Definition
Wind is the horizontal movement of air relative to the surface of the Earth, caused by differences in atmospheric pressure between regions. It is described by two values: direction (the compass point the air is coming from) and speed (usually given in knots).
Plain English
Wind is air moving across the ground from one place to another. Pilots describe it by where it is blowing from and how fast it is blowing.
Context Anchor
Seen in weather reports, runway selection, takeoff and landing planning, and in-flight navigation.
Derivation
From Old English 'wind,' meaning moving air.

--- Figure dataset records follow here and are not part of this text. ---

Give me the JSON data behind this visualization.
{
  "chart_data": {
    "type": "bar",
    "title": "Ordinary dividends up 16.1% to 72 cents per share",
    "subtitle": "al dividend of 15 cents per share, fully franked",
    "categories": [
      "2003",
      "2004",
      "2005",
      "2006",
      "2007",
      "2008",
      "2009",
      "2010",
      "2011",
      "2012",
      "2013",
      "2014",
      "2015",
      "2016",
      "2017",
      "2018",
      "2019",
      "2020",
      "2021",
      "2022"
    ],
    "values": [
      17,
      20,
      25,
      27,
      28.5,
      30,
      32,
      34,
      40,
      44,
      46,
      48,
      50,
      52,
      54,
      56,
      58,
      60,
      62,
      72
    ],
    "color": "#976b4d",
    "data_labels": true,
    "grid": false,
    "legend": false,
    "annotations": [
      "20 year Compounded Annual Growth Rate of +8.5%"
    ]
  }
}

The everyday word and the aviation word mean the same physical thing — but in aviation, wind is always reported with both a direction and a speed, never just 'windy.'
Why Pilots Care
Wind direction and speed determine crosswind limits, groundspeed, drift correction, and runway selection for safe operations.
Grounding Statement
Picture standing on a runway: if you feel air blowing into your face, that moving air is wind, and an airplane will feel it too.
Intuition Check
Do not treat wind as just “weather” or “rough air.” In this context, wind specifically means air moving horizontally, described by where it comes from and how fast it is moving.
Example Sentence 1
The ATIS reported wind 240 at 12, so the pilot selected runway 24 for departure.
Example Sentence 2
A strong headwind reduced our groundspeed and shortened the landing roll on runway 18.